Sabotar o futuro | Opinião João Camargo no P3
Texto de João Camargo • 14/08/2014 – publicado no P3
Quando os números do INE na sua publicação do dia Internacional da Juventude indicam a perda de 500 mil jovens entre 2001 e 2011, podemos confirmar que o objectivo da precarização e da massificação do desemprego, levado a cabo pelos últimos governos, está mais perto de ser garantido: o futuro do país está em causa porque o único bem e o único valor irrecuperável são as pessoas. Essas, que os governantes tanto se esforçaram por expulsar do país. Desde que há registos, nunca houve tão poucos jovens entre os 15 e os 29 anos no país.
Se se adicionarem os 101 mil exilados de 2011, os 121 mil de 2012 e os 128 mil em 2013, constatamos que a perspectiva de precarizar o trabalho tem como consequência primeira a destruição do futuro. Não é um efeito colateral ou uma tendência inesperada, mas sim uma estratégia trágica por parte da elite económica e política que comandou o país nas últimas décadas.

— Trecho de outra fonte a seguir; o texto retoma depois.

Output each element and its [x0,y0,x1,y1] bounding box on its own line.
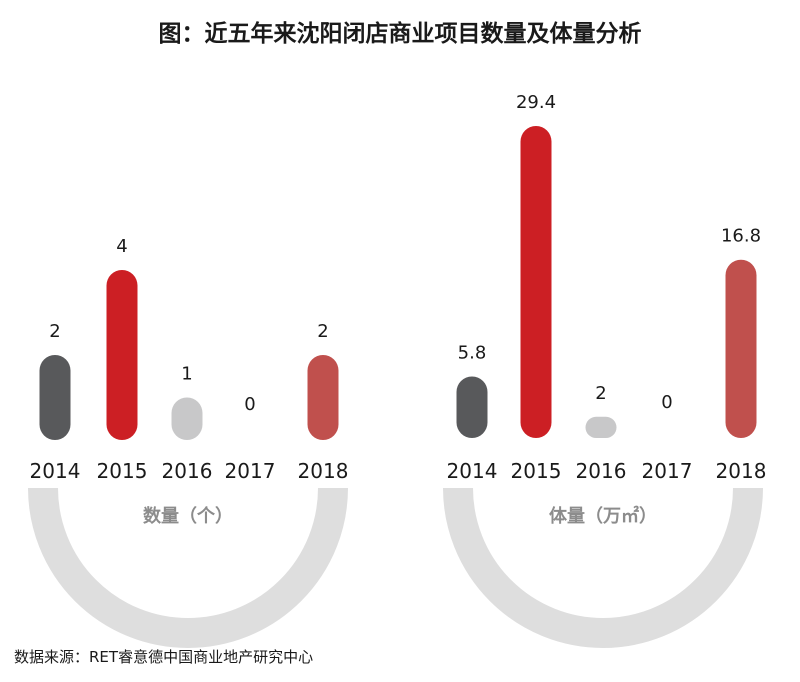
decorative-arc [28,487,348,648]
bar-2014 [39,355,71,440]
category-label: 2016 [162,459,213,483]
category-label: 2015 [97,459,148,483]
value-label: 0 [661,392,672,413]
category-label: 2018 [298,459,349,483]
category-label: 2014 [447,459,498,483]
bar-2014 [456,376,488,438]
category-label: 2014 [30,459,81,483]
value-label: 16.8 [721,226,761,247]
category-label: 2015 [511,459,562,483]
decorative-arc [443,487,763,648]
category-label: 2016 [576,459,627,483]
bar-2018 [725,259,757,438]
source-note: 数据来源：RET睿意德中国商业地产研究中心 [14,648,314,666]
category-label: 2017 [642,459,693,483]
value-label: 0 [244,394,255,415]
bar-2016 [585,416,617,438]
value-label: 4 [116,236,127,257]
chart-panel-2: 体量（万㎡） 5.8 2014 29.4 2015 2 2016 0 2017 16.8 2018 [443,92,767,648]
value-label: 5.8 [458,342,487,363]
bar-2015 [106,270,138,440]
chart-title: 图：近五年来沈阳闭店商业项目数量及体量分析 [158,21,642,47]
value-label: 2 [317,321,328,342]
value-label: 29.4 [516,92,556,113]
category-label: 2017 [225,459,276,483]
value-label: 1 [181,364,192,385]
chart-subtitle: 数量（个） [143,505,233,527]
category-label: 2018 [716,459,767,483]
chart-panel-1: 数量（个） 2 2014 4 2015 1 2016 0 2017 2 2018 [28,236,349,648]
value-label: 2 [49,321,60,342]
bar-2016 [171,397,203,440]
bar-2018 [307,355,339,440]
value-label: 2 [595,383,606,404]
chart-subtitle: 体量（万㎡） [549,505,657,527]
bar-2015 [520,126,552,438]
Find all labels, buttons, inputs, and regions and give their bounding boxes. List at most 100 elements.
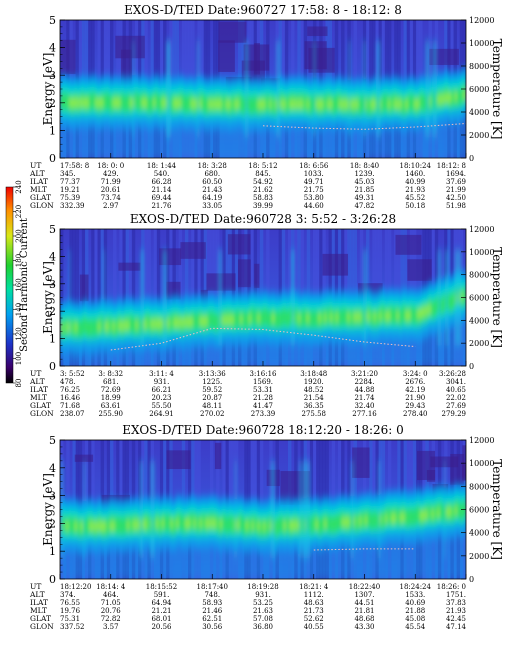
row-value: 18: 5:12	[248, 162, 277, 170]
row-value: 47.14	[446, 623, 467, 631]
row-value: 53.80	[304, 194, 324, 202]
colorbar-tick-label: 200	[15, 229, 23, 242]
row-value: 43.30	[354, 623, 374, 631]
row-value: 42.50	[446, 194, 466, 202]
row-value: 18: 0: 0	[97, 162, 124, 170]
row-value: 42.45	[446, 615, 466, 623]
row-value: 1460.	[405, 170, 425, 178]
temperature-trace	[313, 548, 416, 551]
temperature-trace	[110, 327, 416, 351]
row-value: 27.69	[446, 402, 466, 410]
y2-tick-label: 6000	[469, 85, 489, 94]
y-axis-label: Energy [eV]	[41, 261, 55, 334]
row-value: 77.37	[60, 178, 80, 186]
row-label: ALT	[29, 590, 45, 599]
row-value: 591.	[154, 591, 170, 599]
row-value: 680.	[204, 170, 220, 178]
row-value: 18: 6:56	[299, 162, 329, 170]
row-value: 540.	[154, 170, 170, 178]
row-value: 275.58	[302, 410, 327, 418]
row-label: ILAT	[30, 385, 48, 394]
row-value: 21.93	[405, 186, 425, 194]
row-label: GLON	[30, 409, 54, 418]
row-value: 2.97	[103, 202, 119, 210]
y-tick-label: 5	[49, 223, 56, 236]
row-value: 19.21	[60, 186, 80, 194]
row-value: 44.60	[304, 202, 324, 210]
y2-tick-label: 10000	[469, 39, 494, 48]
y-tick-label: 2	[49, 97, 56, 110]
colorbar-tick-label: 160	[15, 278, 23, 291]
row-label: MLT	[30, 185, 47, 194]
row-label: GLON	[30, 201, 54, 210]
row-value: 681.	[103, 378, 119, 386]
row-value: 30.56	[202, 623, 223, 631]
row-value: 2676.	[405, 378, 425, 386]
panel-2: EXOS-D/TED Date:960728 3: 5:52 - 3:26:28…	[29, 212, 504, 418]
y2-tick-label: 0	[469, 154, 474, 163]
row-value: 72.82	[101, 615, 121, 623]
row-value: 264.91	[149, 410, 174, 418]
row-value: 18:24:24	[400, 583, 432, 591]
y2-tick-label: 12000	[469, 225, 494, 234]
y-tick-label: 1	[49, 333, 56, 346]
y-tick-label: 1	[49, 124, 56, 137]
row-value: 39.99	[253, 202, 273, 210]
row-value: 48.63	[304, 599, 324, 607]
row-value: 73.74	[101, 194, 122, 202]
y2-tick-label: 8000	[469, 62, 489, 71]
row-value: 75.31	[60, 615, 80, 623]
row-value: 18:12: 8	[437, 162, 466, 170]
y-axis-label: Energy [eV]	[41, 53, 55, 126]
row-value: 3:21:20	[351, 370, 378, 378]
row-value: 1239.	[354, 170, 374, 178]
row-label: ALT	[29, 169, 45, 178]
panel-3: EXOS-D/TED Date:960728 18:12:20 - 18:26:…	[29, 423, 504, 631]
row-value: 48.11	[202, 402, 222, 410]
row-value: 1694.	[446, 170, 466, 178]
row-value: 59.52	[202, 386, 222, 394]
row-value: 71.05	[101, 599, 121, 607]
row-value: 3:18:48	[300, 370, 327, 378]
row-value: 57.08	[253, 615, 273, 623]
row-value: 68.01	[151, 615, 171, 623]
y-tick-label: 0	[49, 360, 56, 373]
row-value: 21.14	[151, 186, 172, 194]
row-label: GLAT	[30, 193, 51, 202]
colorbar-scale	[5, 186, 14, 384]
row-value: 66.28	[151, 178, 171, 186]
row-value: 58.83	[253, 194, 273, 202]
y-axis-label: Energy [eV]	[41, 473, 55, 546]
row-value: 45.08	[405, 615, 425, 623]
row-value: 18:15:52	[146, 583, 177, 591]
row-value: 76.25	[60, 386, 80, 394]
row-value: 3041.	[446, 378, 466, 386]
row-value: 36.35	[304, 402, 324, 410]
row-value: 21.75	[304, 186, 324, 194]
y-tick-label: 2	[49, 517, 56, 530]
row-label: UT	[30, 161, 41, 170]
row-value: 41.47	[253, 402, 273, 410]
y-tick-label: 1	[49, 545, 56, 558]
row-value: 44.88	[354, 386, 374, 394]
row-value: 50.18	[405, 202, 425, 210]
row-value: 21.99	[446, 186, 466, 194]
row-label: GLAT	[30, 401, 51, 410]
row-value: 60.50	[202, 178, 222, 186]
row-value: 36.80	[253, 623, 273, 631]
row-value: 3:26:28	[439, 370, 466, 378]
y-tick-label: 5	[49, 14, 56, 27]
row-value: 22.02	[446, 394, 466, 402]
colorbar: 80 100 120 140 160 180 200 220 240 Second Harmon…	[5, 180, 30, 387]
row-value: 72.69	[101, 386, 121, 394]
row-value: 18:26: 0	[437, 583, 466, 591]
row-value: 40.99	[405, 178, 425, 186]
row-value: 18:17:40	[197, 583, 228, 591]
row-value: 21.74	[354, 394, 375, 402]
row-value: 64.19	[202, 194, 222, 202]
row-value: 18:21: 4	[299, 583, 329, 591]
y2-tick-label: 2000	[469, 131, 489, 140]
row-value: 3:24: 0	[403, 370, 428, 378]
row-value: 18: 1:44	[147, 162, 177, 170]
panel-1: EXOS-D/TED Date:960727 17:58: 8 - 18:12:…	[29, 3, 504, 210]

Em Janeiro João César das Neves, um apóstolo fervoroso dos sabotadores do país elogiava a emigração, reclamando a vitória que esta significava porque reduzia os números do desemprego. Esta dica é aproveitada pelos sabotadores, em particular no actual governo, especialista na manipulação despudorada de estatísticas parciais. As mais recentes estatísticas do emprego, que implicariam uma “queda” no desemprego, foram aplaudidas por Pedro Mota Soares ou Marco António Costa como uma vitória. Os factos nada interessam para quem manipula números. O facto de a subida sazonal do emprego temporário na Primavera e no Verão serem sempre uma verdade não conta. É emprego estável criado: repetem, repetem, repetem. A realidade é um pequeno detalhe, e sempre adverso a quem sabota o país como forma de vida.
Nunca foram inocentes as declarações dos governantes a pedir aos jovens que emigrassem: o secretário de Estado da Juventude dizia no Brasil que “se estamos no desemprego, temos de sair da zona de conforto e ir para além das nossas fronteiras ”. Miguel Relvas defendia as declarações, considerando a emigração como algo de “extraordinariamente positivo”. Passos Coelho confirmaria a proposta governamental de acrescentar ao menu de precariedade e desemprego a aposta no exílio. Escudando-se na teoria ultraliberal de que o mercado de trabalho tem vontade própria e de que a única solução é aceitar os mandos desse deus pagão, os governantes comportam-se como padres evangelizadores, jamais pondo sequer em causa o dogma de que as opções políticas são escolhas conscientes e que, portanto, eles escolheram activamente sabotar o país, apostando na destruição das vidas dos seus habitantes.
Se o objectivo era destruir o país, era necessário livrar-se dos mais jovens, aqueles com o maior potencial para mudar o país, para enterrar as políticas de austeridade e precarização e forçar a emergência de alternativas ao massacre escolhido para pagar a crise da banca. É por isso que hoje se apresentam de sorriso em riste, a banhos na Manta Rota enquanto deixaram o país na bancarrota. Comprazem-se com o resultado da sua governação. Olham para o futuro que sabotaram e pensam: missão cumprida. Mas terão algumas surpresas. É que, ao contrário das emigrações de outros tempos, das centenas de milhares de exilados dos últimos anos, muitos voltarão. Para refazer aquilo que essa gente tanto se esforçou por destruir.